This architecture ensures that the Flask API, metrics collection, and visualization tools work seamlessly to provide insights into system behavior.

---

## Workflow
1. **Data Collection**: The system fetches real-time AQI & weather data from **OpenWeather API**. Data collection is automated using **Windows Task Scheduler**, which runs every 4 hours.
2. **Data Preprocessing & Feature Engineering**:
- Various preprocessing and feature engineering steps were performed, including handling missing values, outlier detection, scaling, and feature extraction. For a detailed breakdown, please refer to the **Project Report** included in the repository.
3. **Data Versioning**: The collected and preprocessed data is stored and tracked using **DVC (Data Version Control)** with **Amazon S3** as remote storage.
4. **Model Development**:
- Two time-series models were developed: **ARIMA (AutoRegressive Integrated Moving Average)** and **LSTM (Long Short-Term Memory Neural Network)**.
- **ARIMA** was used for short-term AQI forecasting, while **LSTM** captured long-term dependencies.
- The best-trained model was selected for deployment.

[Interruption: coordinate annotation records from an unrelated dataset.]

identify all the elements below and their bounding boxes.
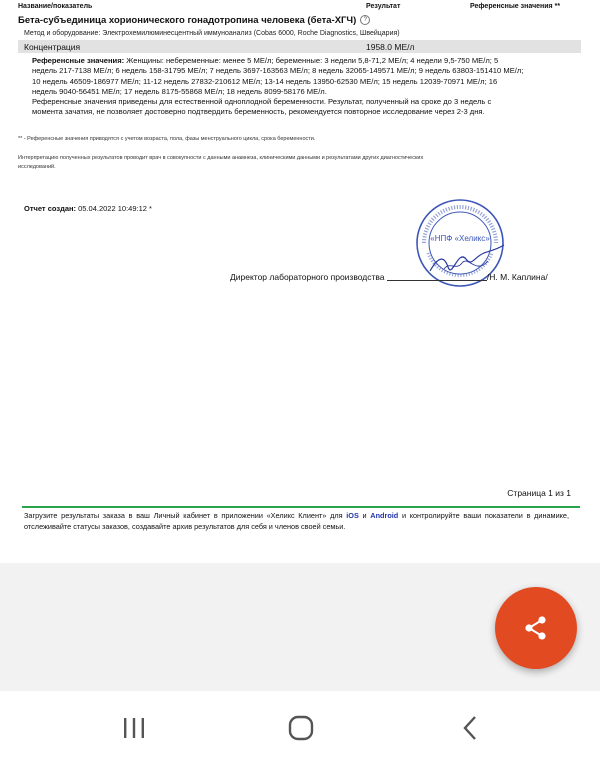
reference-values bbox=[32, 56, 524, 118]
share-button[interactable] bbox=[495, 587, 577, 669]
report-created bbox=[24, 204, 152, 213]
help-icon[interactable]: ? bbox=[360, 15, 370, 25]
reference-label: Референсные значения: bbox=[32, 56, 125, 65]
test-title-text: Бета-субъединица хорионического гонадотропина человека (бета-ХГЧ) bbox=[18, 15, 357, 26]
back-icon bbox=[460, 715, 480, 741]
back-button[interactable] bbox=[452, 713, 488, 743]
stamp-company-name: «НПФ «Хеликс» bbox=[430, 234, 490, 243]
footer-text-1: Загрузите результаты заказа в ваш Личный кабинет в приложении «Хеликс Клиент» для bbox=[24, 511, 343, 520]
created-label: Отчет создан: bbox=[24, 204, 77, 213]
signature-line bbox=[387, 272, 487, 281]
page-number: Страница 1 из 1 bbox=[507, 488, 571, 498]
android-link[interactable]: Android bbox=[370, 511, 399, 520]
created-value: 05.04.2022 10:49:12 * bbox=[76, 204, 152, 213]
footnote: ** - Референсные значения приводятся с учетом возраста, пола, фазы менструального цикла, срока беременности. bbox=[18, 136, 316, 142]
footer-and: и bbox=[358, 511, 371, 520]
interpretation-note: Интерпретацию полученных результатов проводит врач в совокупности с данными анамнеза, клиническими данными и результатами других диагностических исследований. bbox=[18, 155, 424, 170]
test-title bbox=[18, 15, 370, 26]
director-signature-line bbox=[230, 272, 548, 282]
divider bbox=[22, 506, 580, 508]
reference-text: Женщины: небеременные: менее 5 МЕ/л; беременные: 3 недели 5,8-71,2 МЕ/л; 4 недели 9,5-750 МЕ/л; 5 недель 217-7138 МЕ/л; 6 недель 158-31795 МЕ/л; 7 недель 3697-163563 МЕ/л; 8 недель 32065-149571 МЕ/л; 9 недель 63803-151410 МЕ/л; 10 недель 46509-186977 МЕ/л; 11-12 недель 27832-210612 МЕ/л; 13-14 недель 13950-62530 МЕ/л; 15 недель 12039-70971 МЕ/л; 16 недель 9040-56451 МЕ/л; 17 недель 8175-55868 МЕ/л; 18 недель 8099-58176 МЕ/л. bbox=[32, 56, 524, 96]
recent-apps-icon bbox=[121, 716, 147, 740]
director-name: /Н. М. Каплина/ bbox=[486, 272, 548, 282]
column-header-name: Название/показатель bbox=[18, 3, 93, 10]
column-header-reference: Референсные значения ** bbox=[470, 3, 561, 10]
system-navigation-bar bbox=[0, 691, 600, 761]
ios-link[interactable]: iOS bbox=[346, 511, 359, 520]
director-label: Директор лабораторного производства bbox=[230, 272, 385, 282]
home-button[interactable] bbox=[283, 713, 319, 743]
reference-note: Референсные значения приведены для естественной одноплодной беременности. Результат, полученный на сроке до 3 недель с момента зачатия, не позволяет достоверно подтвердить беременность, рекомендуется повторное исследование через 2-3 дня. bbox=[32, 97, 492, 117]
result-row bbox=[18, 40, 581, 53]
home-icon bbox=[287, 714, 315, 742]
recent-apps-button[interactable] bbox=[116, 713, 152, 743]
column-header-result: Результат bbox=[366, 3, 401, 10]
parameter-value: 1958.0 МЕ/л bbox=[366, 42, 415, 52]
parameter-name: Концентрация bbox=[24, 42, 81, 52]
method-line: Метод и оборудование: Электрохемилюминесцентный иммуноанализ (Cobas 6000, Roche Diagnostics, Швейцария) bbox=[24, 30, 400, 37]
share-icon bbox=[522, 614, 550, 642]
app-promo-footer bbox=[24, 511, 569, 533]
footer-text-2: и контролируйте ваши показатели в динамике, отслеживайте статусы заказов, создавайте архив результатов для себя и членов своей семьи. bbox=[24, 511, 570, 531]
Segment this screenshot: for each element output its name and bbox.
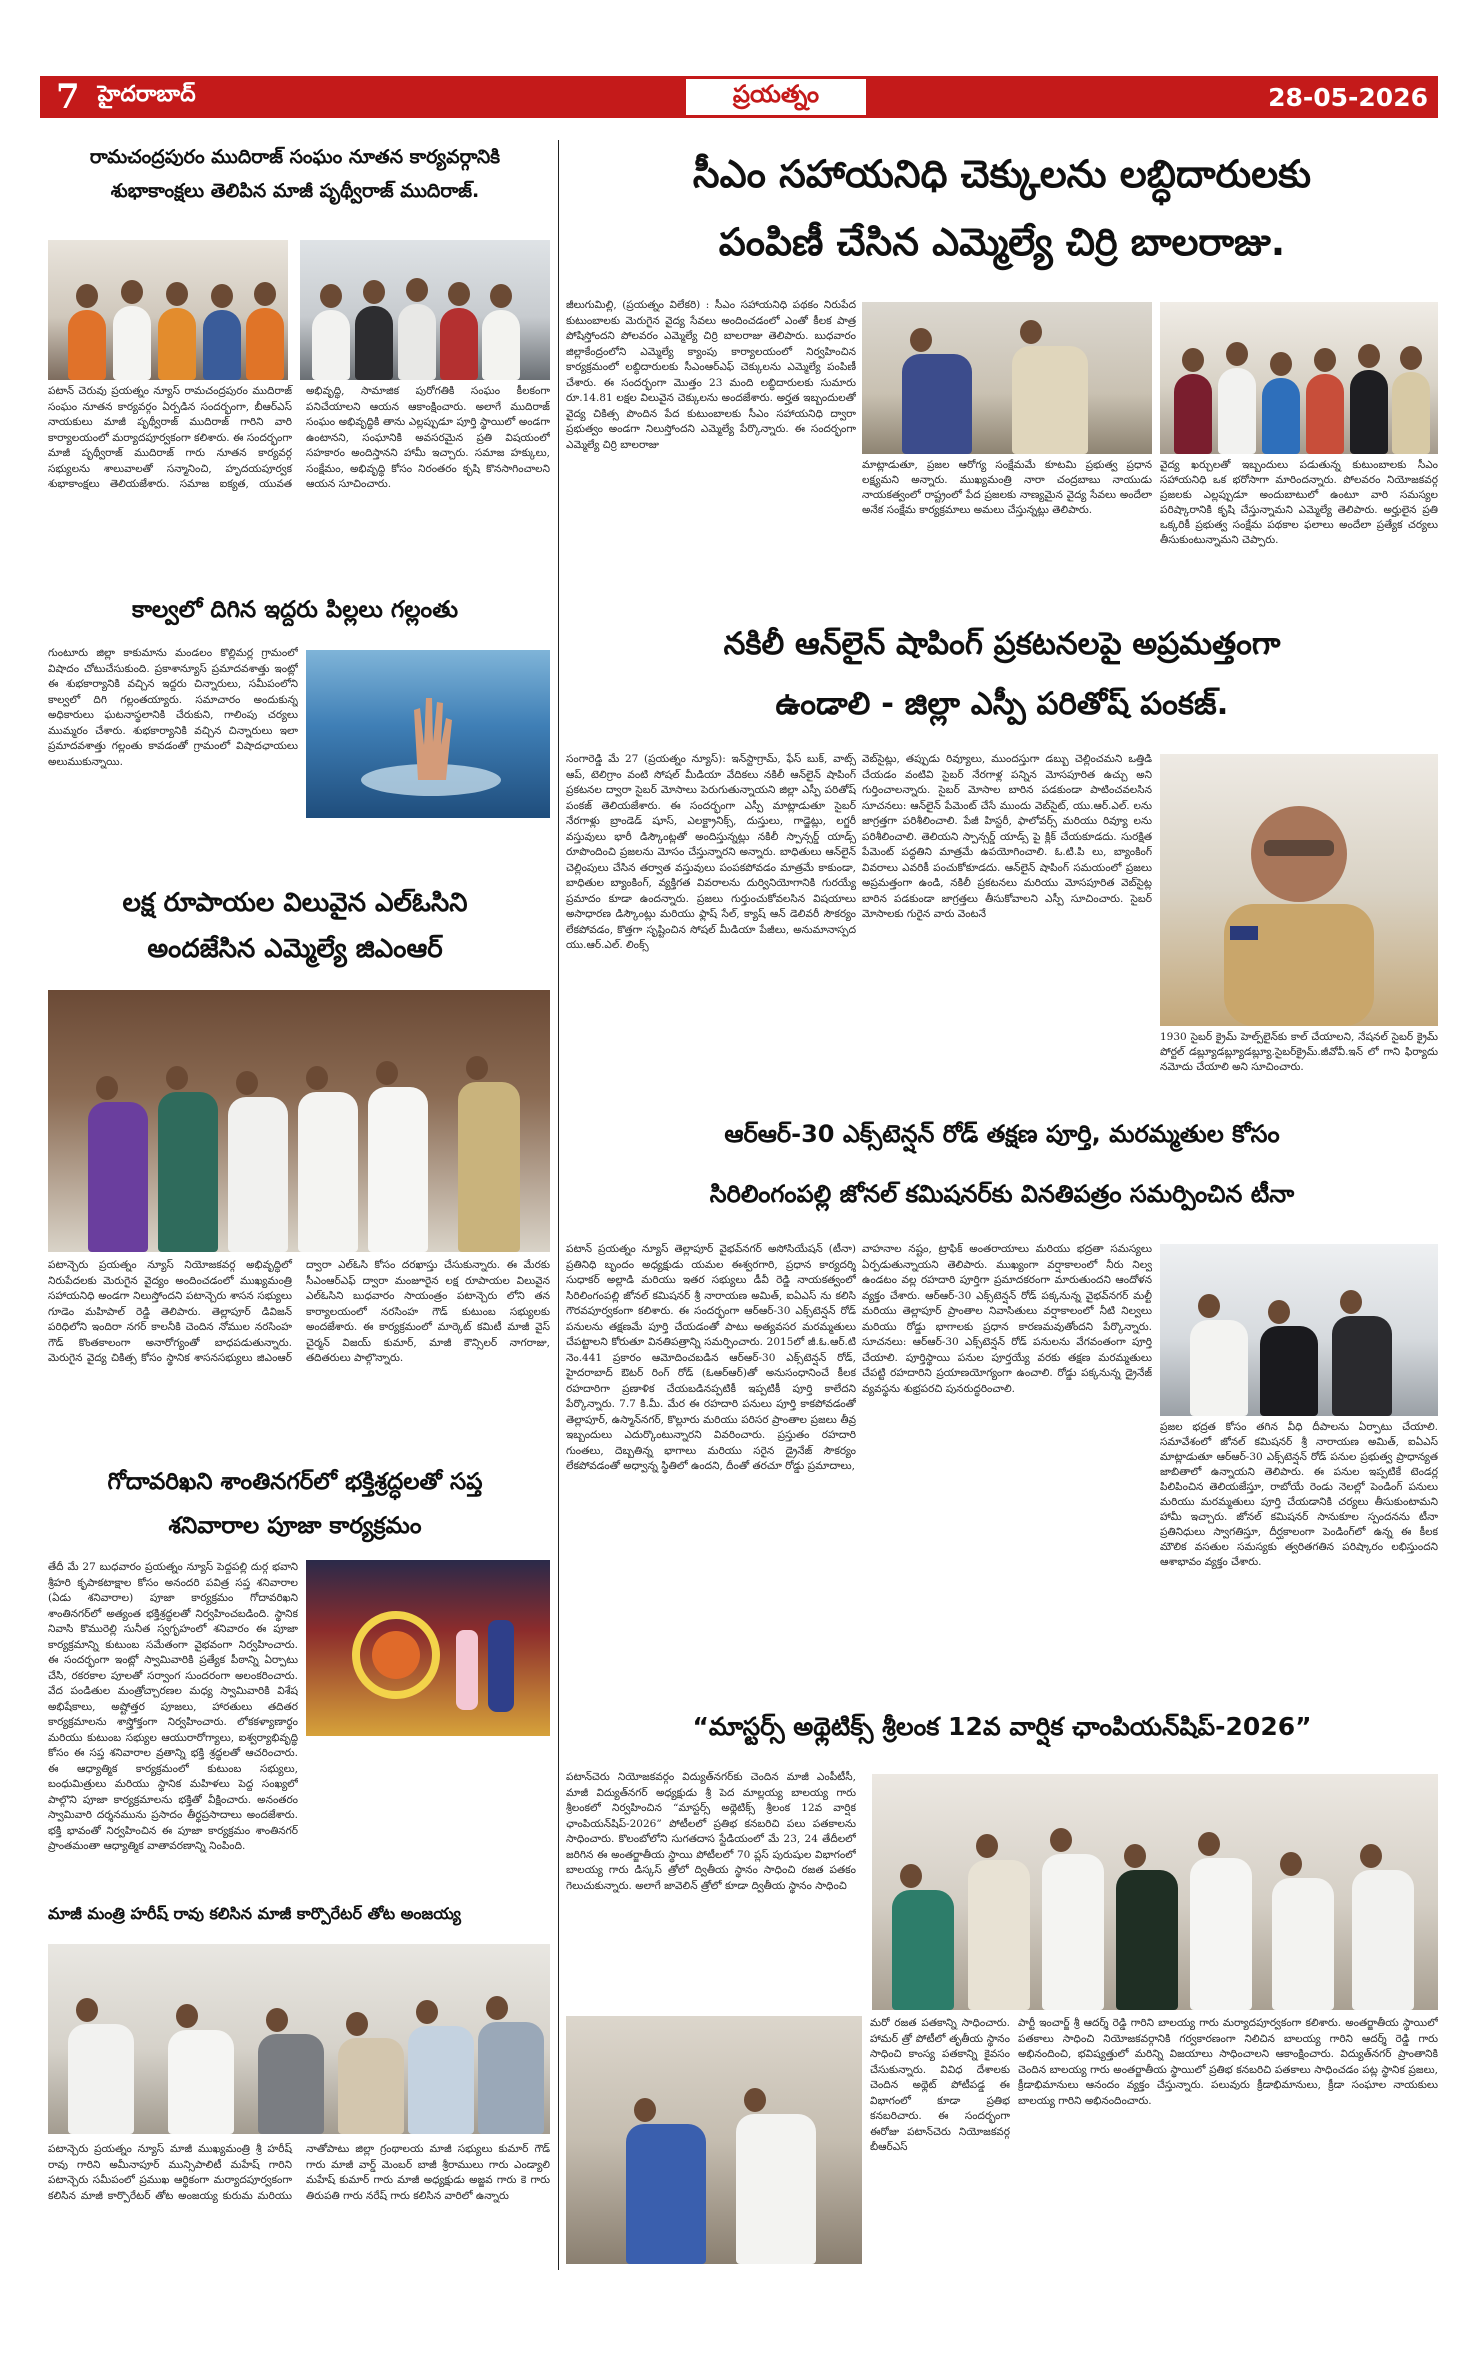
hand-in-water-illustration bbox=[306, 650, 550, 818]
saturday-headline bbox=[40, 1460, 550, 1552]
saturday-pooja-photo bbox=[306, 1560, 550, 1736]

More details on the model evaluation and hyperparameter tuning can be found in the **Project Report**.
5. **Model Deployment**: The trained model is deployed as an API using **Flask/FastAPI**, allowing users to make real-time predictions.
6. **Monitoring & Logging**: The deployed API and model performance are continuously monitored using **Prometheus & Grafana**, providing real-time metrics and visualizations.

---

## API Endpoints
| Method | Endpoint | Description |
|--------|-------------------|-------------|
| GET | `/predict` | Get pollution level prediction |
| POST | `/predict` | Send input data for model inference |
| GET | `/metrics` | API & model performance metrics |

---

## Challenges & Key Learnings

### Challenges Faced
- Real-time data ingestion while ensuring dataset versioning with DVC
- Optimizing time-series models (ARIMA/LSTM) for air quality forecasting
- Issues with MLflow setup and tracking, including configuration difficulties and experiment logging inconsistencies

### Key Learnings
- Configuring remote storage and using DVC for dataset versioning and tracking
- Automating data pipelines with Windows Task Scheduler for continuous data ingestion
- Deploying ML models as APIs with Flask/FastAPI for real-time inference
- Improving model interpretability and performance tracking through advanced monitoring tools like Prometheus & Grafana

---

## Future Improvements
- **Enhance MLflow integration** for **experiment tracking and continuous training**
- **Implement automated hyperparameter tuning** using MLflow
- Improve LSTM & ARIMA model accuracy through hyperparameter optimization and additional feature engineering
- Expand Grafana & Prometheus setup to track more detailed model performance metrics and enhance dashboard visualization
- Deploy to cloud-based services (AWS, GCP, Azure)
- **Integrate alerting system** for high pollution days

---